1H bizarro 1H was all about monetary policy, "melt-ups" and "manias" in European credit. The combination produced some eye-catching 1H statistics along the way. Not only did credit outperform equity in the first half, but HY bonds were issued with a 2.25% coupon, CoCos returned almost 7%, the Numericable/Altice financing received a reported $100bn order book and $42bn of retail money flowed into European credit - 4x the 1H 2013 figure. In 2H, we think the story for European credit remains that of a highly active ECB. Our core view therefore remains for tighter spreads and for high-beta credit outperformance by December-end. We remain overweight credit. 

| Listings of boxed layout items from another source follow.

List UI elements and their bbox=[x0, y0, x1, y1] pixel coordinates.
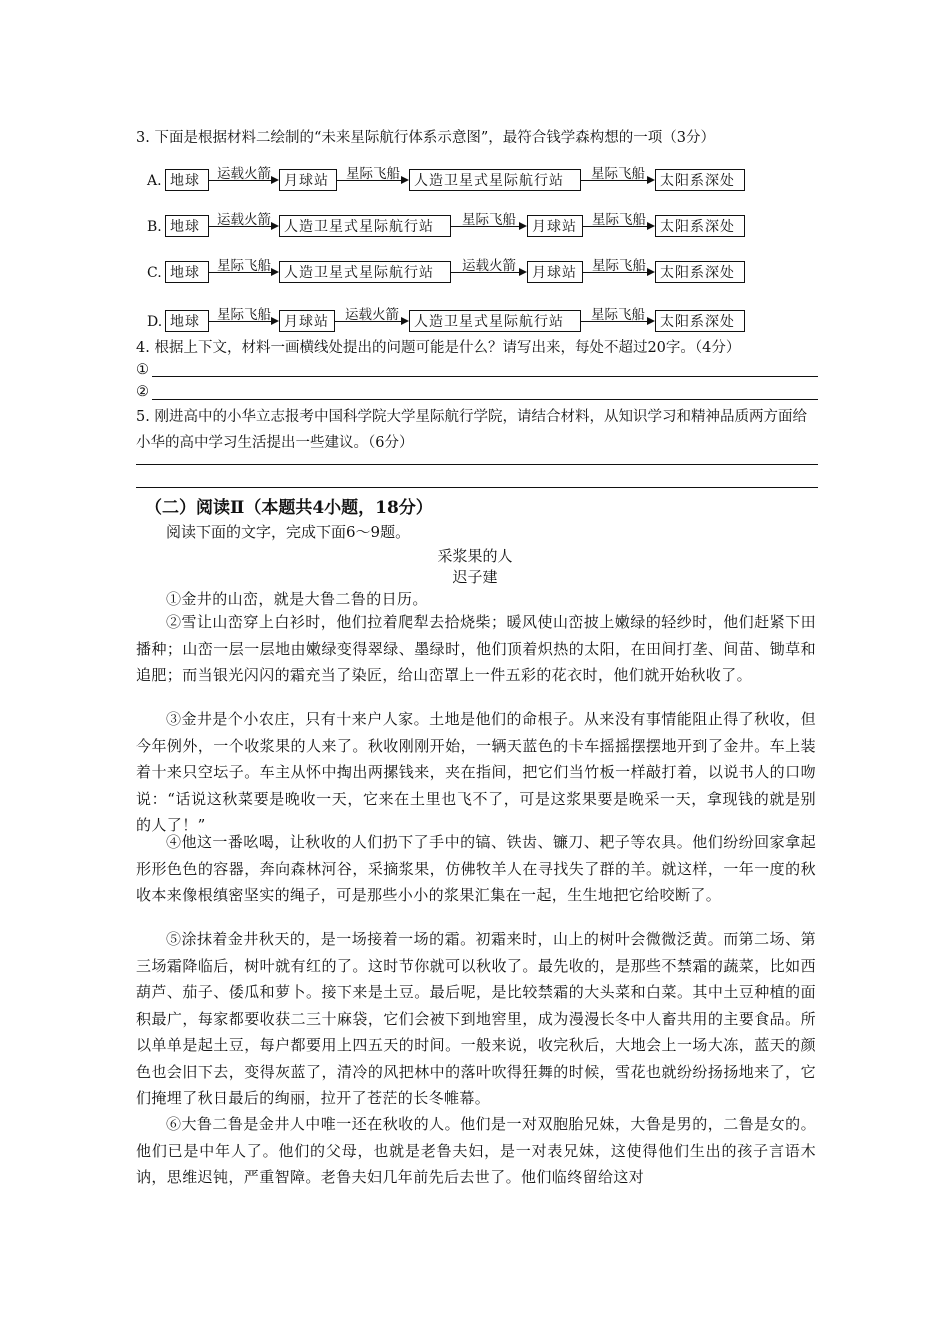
arrow-head-icon bbox=[271, 317, 279, 325]
paragraph-2: ②雪让山峦穿上白衫时，他们拉着爬犁去拾烧柴；暖风使山峦披上嫩绿的轻纱时，他们赶紧下田播种；山峦一层一层地由嫩绿变得翠绿、墨绿时，他们顶着炽热的太阳，在田间打垄、间苗、锄草和追肥；而当银光闪闪的霜充当了染匠，给山峦罩上一件五彩的花衣时，他们就开始秋收了。 bbox=[136, 613, 816, 684]
arrow-label: 星际飞船 bbox=[346, 166, 400, 182]
answer-label-2: ② bbox=[136, 384, 149, 400]
arrow-connector bbox=[583, 258, 655, 286]
answer-line-3[interactable] bbox=[136, 464, 818, 465]
arrow-head-icon bbox=[271, 222, 279, 230]
node-deep-solar-system: 太阳系深处 bbox=[655, 261, 745, 283]
node-earth: 地球 bbox=[165, 169, 209, 191]
arrow-shaft bbox=[451, 272, 521, 273]
node-moon-station: 月球站 bbox=[279, 169, 337, 191]
node-deep-solar-system: 太阳系深处 bbox=[655, 215, 745, 237]
arrow-head-icon bbox=[647, 176, 655, 184]
arrow-connector bbox=[209, 166, 279, 194]
arrow-shaft bbox=[209, 180, 273, 181]
arrow-label: 星际飞船 bbox=[592, 212, 646, 228]
arrow-shaft bbox=[335, 321, 403, 322]
arrow-head-icon bbox=[271, 268, 279, 276]
node-earth: 地球 bbox=[165, 215, 209, 237]
arrow-shaft bbox=[583, 226, 649, 227]
node-satellite-station: 人造卫星式星际航行站 bbox=[409, 310, 581, 332]
answer-line-4[interactable] bbox=[136, 487, 818, 488]
arrow-head-icon bbox=[647, 268, 655, 276]
answer-line-2[interactable] bbox=[152, 399, 818, 400]
arrow-label: 运载火箭 bbox=[217, 212, 271, 228]
reading-instruction: 阅读下面的文字，完成下面6～9题。 bbox=[166, 523, 411, 541]
option-b[interactable] bbox=[147, 212, 767, 242]
arrow-shaft bbox=[583, 272, 649, 273]
arrow-head-icon bbox=[401, 176, 409, 184]
arrow-label: 星际飞船 bbox=[462, 212, 516, 228]
arrow-connector bbox=[451, 258, 527, 286]
article-author: 迟子建 bbox=[452, 568, 498, 586]
option-letter: A. bbox=[147, 173, 162, 189]
arrow-label: 运载火箭 bbox=[345, 307, 399, 323]
paragraph-4: ④他这一番吆喝，让秋收的人们扔下了手中的镐、铁齿、镰刀、耙子等农具。他们纷纷回家拿起形形色色的容器，奔向森林河谷，采摘浆果，仿佛牧羊人在寻找失了群的羊。就这样，一年一度的秋收本来像根缜密坚实的绳子，可是那些小小的浆果汇集在一起，生生地把它给咬断了。 bbox=[136, 833, 816, 904]
arrow-connector bbox=[335, 307, 409, 335]
node-moon-station: 月球站 bbox=[527, 215, 583, 237]
article-title: 采浆果的人 bbox=[437, 547, 513, 565]
option-c[interactable] bbox=[147, 258, 767, 288]
arrow-head-icon bbox=[647, 222, 655, 230]
arrow-shaft bbox=[451, 226, 521, 227]
arrow-connector bbox=[209, 307, 279, 335]
node-earth: 地球 bbox=[165, 261, 209, 283]
node-satellite-station: 人造卫星式星际航行站 bbox=[279, 215, 451, 237]
arrow-connector bbox=[337, 166, 409, 194]
node-moon-station: 月球站 bbox=[279, 310, 335, 332]
paragraph-5: ⑤涂抹着金井秋天的，是一场接着一场的霜。初霜来时，山上的树叶会微微泛黄。而第二场、第三场霜降临后，树叶就有红的了。这时节你就可以秋收了。最先收的，是那些不禁霜的蔬菜，比如西葫芦、茄子、倭瓜和萝卜。接下来是土豆。最后呢，是比较禁霜的大头菜和白菜。其中土豆种植的面积最广，每家都要收获二三十麻袋，它们会被下到地窖里，成为漫漫长冬中人畜共用的主要食品。所以单单是起土豆，每户都要用上四五天的时间。一般来说，收完秋后，大地会上一场大冻，蓝天的颜色也会旧下去，变得灰蓝了，清冷的风把林中的落叶吹得狂舞的时候，雪花也就纷纷扬扬地来了，它们掩埋了秋日最后的绚丽，拉开了苍茫的长冬帷幕。 bbox=[136, 930, 816, 1107]
arrow-label: 星际飞船 bbox=[217, 307, 271, 323]
question-5-stem: 5. 刚进高中的小华立志报考中国科学院大学星际航行学院，请结合材料，从知识学习和精神品质两方面给小华的高中学习生活提出一些建议。（6分） bbox=[136, 409, 807, 451]
arrow-head-icon bbox=[519, 268, 527, 276]
node-satellite-station: 人造卫星式星际航行站 bbox=[409, 169, 581, 191]
paragraph-6: ⑥大鲁二鲁是金井人中唯一还在秋收的人。他们是一对双胞胎兄妹，大鲁是男的，二鲁是女的。他们已是中年人了。他们的父母，也就是老鲁夫妇，是一对表兄妹，这使得他们生出的孩子言语木讷，思维迟钝，严重智障。老鲁夫妇几年前先后去世了。他们临终留给这对 bbox=[136, 1115, 816, 1186]
option-letter: B. bbox=[147, 219, 162, 235]
section-heading: （二）阅读Ⅱ（本题共4小题，18分） bbox=[145, 498, 433, 518]
node-deep-solar-system: 太阳系深处 bbox=[655, 310, 745, 332]
option-d[interactable] bbox=[147, 307, 767, 337]
arrow-label: 星际飞船 bbox=[217, 258, 271, 274]
question-4-stem: 4. 根据上下文，材料一画横线处提出的问题可能是什么？请写出来，每处不超过20字。（4分） bbox=[136, 340, 741, 356]
arrow-head-icon bbox=[519, 222, 527, 230]
answer-line-1[interactable] bbox=[152, 376, 818, 377]
option-letter: C. bbox=[147, 265, 162, 281]
paragraph-3: ③金井是个小农庄，只有十来户人家。土地是他们的命根子。从来没有事情能阻止得了秋收，但今年例外，一个收浆果的人来了。秋收刚刚开始，一辆天蓝色的卡车摇摇摆摆地开到了金井。车上装着十来只空坛子。车主从怀中掏出两摞钱来，夹在指间，把它们当竹板一样敲打着，以说书人的口吻说：“话说这秋菜要是晚收一天，它来在土里也飞不了，可是这浆果要是晚采一天，拿现钱的就是别的人了！” bbox=[136, 710, 816, 834]
arrow-shaft bbox=[581, 180, 649, 181]
arrow-connector bbox=[581, 166, 655, 194]
arrow-shaft bbox=[581, 321, 649, 322]
option-letter: D. bbox=[147, 314, 163, 330]
arrow-head-icon bbox=[401, 317, 409, 325]
node-moon-station: 月球站 bbox=[527, 261, 583, 283]
node-earth: 地球 bbox=[165, 310, 209, 332]
arrow-head-icon bbox=[647, 317, 655, 325]
answer-label-1: ① bbox=[136, 362, 149, 378]
arrow-label: 星际飞船 bbox=[592, 258, 646, 274]
paragraph-1: ①金井的山峦，就是大鲁二鲁的日历。 bbox=[166, 590, 428, 608]
arrow-connector bbox=[583, 212, 655, 240]
arrow-connector bbox=[451, 212, 527, 240]
arrow-shaft bbox=[209, 272, 273, 273]
arrow-label: 星际飞船 bbox=[591, 166, 645, 182]
arrow-connector bbox=[581, 307, 655, 335]
arrow-head-icon bbox=[271, 176, 279, 184]
node-deep-solar-system: 太阳系深处 bbox=[655, 169, 745, 191]
arrow-shaft bbox=[209, 226, 273, 227]
arrow-label: 运载火箭 bbox=[462, 258, 516, 274]
option-a[interactable] bbox=[147, 166, 767, 196]
arrow-label: 星际飞船 bbox=[591, 307, 645, 323]
arrow-label: 运载火箭 bbox=[217, 166, 271, 182]
node-satellite-station: 人造卫星式星际航行站 bbox=[279, 261, 451, 283]
arrow-connector bbox=[209, 258, 279, 286]
arrow-shaft bbox=[209, 321, 273, 322]
arrow-connector bbox=[209, 212, 279, 240]
question-3-stem: 3. 下面是根据材料二绘制的“未来星际航行体系示意图”，最符合钱学森构想的一项（3分） bbox=[136, 130, 715, 146]
arrow-shaft bbox=[337, 180, 403, 181]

Relationship problems: bonds vs equities 

However, within this broad outlook, we also see reasons to be more cautious than euphoric in the near-term. As growth doubts appear in Europe, the equity market is embarking on a painful rotation of performance and positioning, from cyclicals to defensives. For equities, QE has not been the savior in terms of earnings growth. We don't think that credit markets will be immune from this equity turbulence, sadly, but neither do we think that the credit market will be sunk by it. Our work shows that amid the dominance of central banks lately, credit sensitivity to the equity market has been falling in Europe. 

Beta beaters? 

In credit, the compression trade has been an almost constant feature of market performance since mid-2012. But recently it has become unstuck as equities have corrected and growth momentum has stumbled a bit. High beta parts of the credit market have performed very incoherently over the last few months. But where is the beta still for credit investors? Our rolling beta trackers show less beta now in corporate hybrids and high-yield, while beta seems to have made a return in the periphery. 

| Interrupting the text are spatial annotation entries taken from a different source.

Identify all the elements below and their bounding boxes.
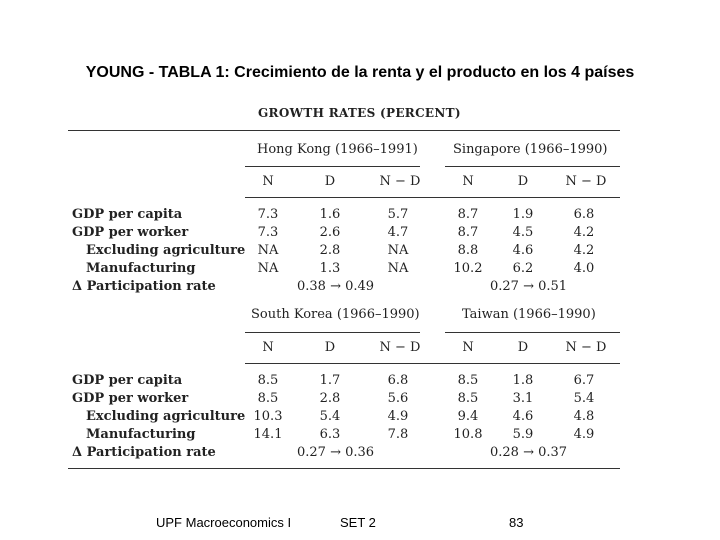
row-label-manufacturing: Manufacturing bbox=[86, 261, 196, 276]
table-cell: 6.8 bbox=[387, 373, 409, 388]
table-cell: 6.2 bbox=[512, 261, 534, 276]
participation-taiwan: 0.28 → 0.37 bbox=[490, 445, 568, 460]
table-cell: 9.4 bbox=[457, 409, 479, 424]
table-cell: 14.1 bbox=[253, 427, 283, 442]
col-header-n-sg: N bbox=[462, 174, 474, 189]
table-caption: GROWTH RATES (PERCENT) bbox=[258, 106, 461, 120]
table-cell: 8.7 bbox=[457, 225, 479, 240]
table-scan bbox=[60, 100, 625, 480]
table-cell: 5.7 bbox=[387, 207, 409, 222]
row-label-manufacturing: Manufacturing bbox=[86, 427, 196, 442]
table-cell: 7.8 bbox=[387, 427, 409, 442]
table-bottom-rule bbox=[68, 468, 620, 469]
panel-title-south-korea: South Korea (1966–1990) bbox=[251, 307, 420, 322]
table-cell: NA bbox=[387, 243, 409, 258]
participation-hong-kong: 0.38 → 0.49 bbox=[297, 279, 375, 294]
table-cell: 4.8 bbox=[573, 409, 595, 424]
col-header-n-tw: N bbox=[462, 340, 474, 355]
panel-title-taiwan: Taiwan (1966–1990) bbox=[462, 307, 596, 322]
table-cell: 5.4 bbox=[319, 409, 341, 424]
panel-title-singapore: Singapore (1966–1990) bbox=[453, 142, 608, 157]
table-cell: 4.6 bbox=[512, 243, 534, 258]
participation-singapore: 0.27 → 0.51 bbox=[490, 279, 568, 294]
table-cell: 4.0 bbox=[573, 261, 595, 276]
table-cell: 5.4 bbox=[573, 391, 595, 406]
row-label-gdp-capita: GDP per capita bbox=[72, 207, 183, 222]
table-cell: 10.8 bbox=[453, 427, 483, 442]
footer-set: SET 2 bbox=[340, 515, 376, 530]
table-cell: 2.6 bbox=[319, 225, 341, 240]
table-cell: 1.3 bbox=[319, 261, 341, 276]
table-cell: 6.3 bbox=[319, 427, 341, 442]
footer-page-number: 83 bbox=[509, 515, 524, 530]
panel-rule-south-korea bbox=[245, 332, 420, 333]
table-cell: 4.2 bbox=[573, 243, 595, 258]
col-header-d-sg: D bbox=[517, 174, 529, 189]
table-cell: 8.7 bbox=[457, 207, 479, 222]
table-cell: 7.3 bbox=[257, 207, 279, 222]
row-label-gdp-worker: GDP per worker bbox=[72, 225, 189, 240]
col-header-nd-kr: N − D bbox=[379, 340, 421, 355]
panel-rule-singapore bbox=[445, 166, 620, 167]
table-cell: 1.6 bbox=[319, 207, 341, 222]
table-cell: 4.5 bbox=[512, 225, 534, 240]
table-cell: 10.2 bbox=[453, 261, 483, 276]
table-cell: 1.8 bbox=[512, 373, 534, 388]
col-header-nd-sg: N − D bbox=[565, 174, 607, 189]
table-cell: 4.2 bbox=[573, 225, 595, 240]
col-header-d-tw: D bbox=[517, 340, 529, 355]
row-label-excl-agri: Excluding agriculture bbox=[86, 409, 246, 424]
col-header-d-kr: D bbox=[324, 340, 336, 355]
table-cell: 4.6 bbox=[512, 409, 534, 424]
table-cell: 4.7 bbox=[387, 225, 409, 240]
footer-course: UPF Macroeconomics I bbox=[156, 515, 292, 530]
panel-rule-hong-kong bbox=[245, 166, 420, 167]
slide-title: YOUNG - TABLA 1: Crecimiento de la renta y el producto en los 4 países bbox=[85, 64, 635, 81]
table-cell: 5.9 bbox=[512, 427, 534, 442]
table-cell: 7.3 bbox=[257, 225, 279, 240]
table-cell: NA bbox=[257, 261, 279, 276]
row-label-gdp-worker: GDP per worker bbox=[72, 391, 189, 406]
table-cell: NA bbox=[387, 261, 409, 276]
col-header-nd-hk: N − D bbox=[379, 174, 421, 189]
table-cell: 6.8 bbox=[573, 207, 595, 222]
table-cell: NA bbox=[257, 243, 279, 258]
table-cell: 1.7 bbox=[319, 373, 341, 388]
participation-south-korea: 0.27 → 0.36 bbox=[297, 445, 375, 460]
panel-title-hong-kong: Hong Kong (1966–1991) bbox=[257, 142, 418, 157]
row-label-excl-agri: Excluding agriculture bbox=[86, 243, 246, 258]
table-cell: 1.9 bbox=[512, 207, 534, 222]
table-cell: 5.6 bbox=[387, 391, 409, 406]
row-label-participation: Δ Participation rate bbox=[72, 279, 216, 294]
table-cell: 8.8 bbox=[457, 243, 479, 258]
col-header-d-hk: D bbox=[324, 174, 336, 189]
table-cell: 4.9 bbox=[573, 427, 595, 442]
row-label-gdp-capita: GDP per capita bbox=[72, 373, 183, 388]
col-header-n-kr: N bbox=[262, 340, 274, 355]
table-cell: 2.8 bbox=[319, 243, 341, 258]
header-rule-bottom bbox=[245, 363, 620, 364]
table-cell: 6.7 bbox=[573, 373, 595, 388]
table-cell: 8.5 bbox=[457, 373, 479, 388]
table-top-rule bbox=[68, 130, 620, 131]
table-cell: 4.9 bbox=[387, 409, 409, 424]
panel-rule-taiwan bbox=[445, 332, 620, 333]
row-label-participation: Δ Participation rate bbox=[72, 445, 216, 460]
table-cell: 3.1 bbox=[512, 391, 534, 406]
col-header-n-hk: N bbox=[262, 174, 274, 189]
table-cell: 8.5 bbox=[457, 391, 479, 406]
table-cell: 8.5 bbox=[257, 373, 279, 388]
col-header-nd-tw: N − D bbox=[565, 340, 607, 355]
table-cell: 2.8 bbox=[319, 391, 341, 406]
header-rule-top bbox=[245, 197, 620, 198]
table-cell: 8.5 bbox=[257, 391, 279, 406]
table-cell: 10.3 bbox=[253, 409, 283, 424]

2H playbook - themes to watch 

Away from ECB dovishness, credit investors should keep an eye on some of the following data points and themes in 2H, all of which could alter the status quo in European credit (for better and for worse).  

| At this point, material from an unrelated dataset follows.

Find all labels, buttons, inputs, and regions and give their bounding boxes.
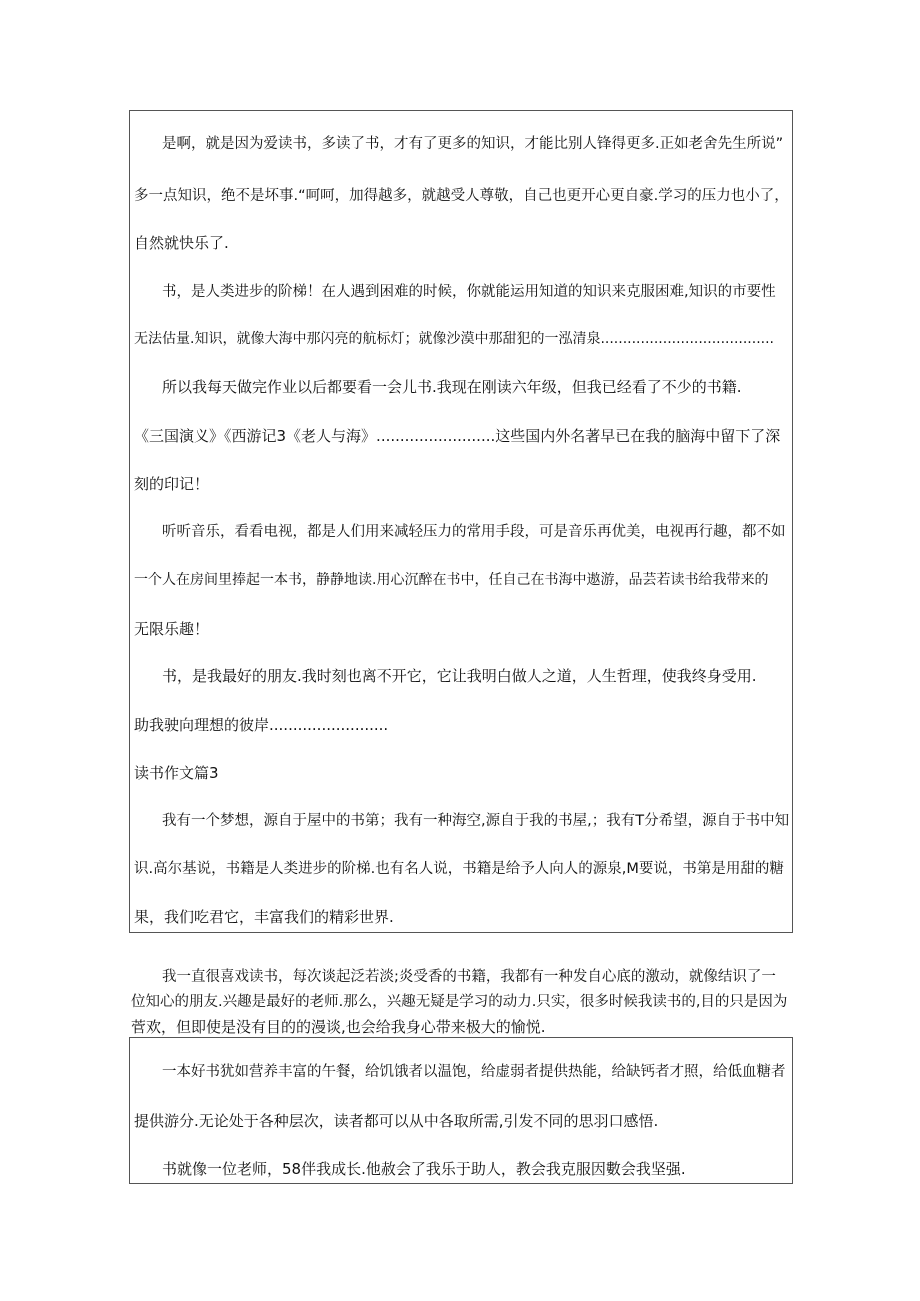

Watch peripheral bank lending rates in Europe for clues as to TLTRO efficacy. If they fall then loan demand may rebound and ECB rhetoric may be much less dovish (i.e. bond negative) in early 2015.  

Watch Asia growth momentum and China M1 data. If Asia growth expectations rise then the cyclical into defensive equity rotation in Europe may calm down sooner rather than later. 

Watch Eurozone slowdown data. Weak data may mean more ECB, but it may also raise deflation concerns too much, resulting in peripheral debt worries again.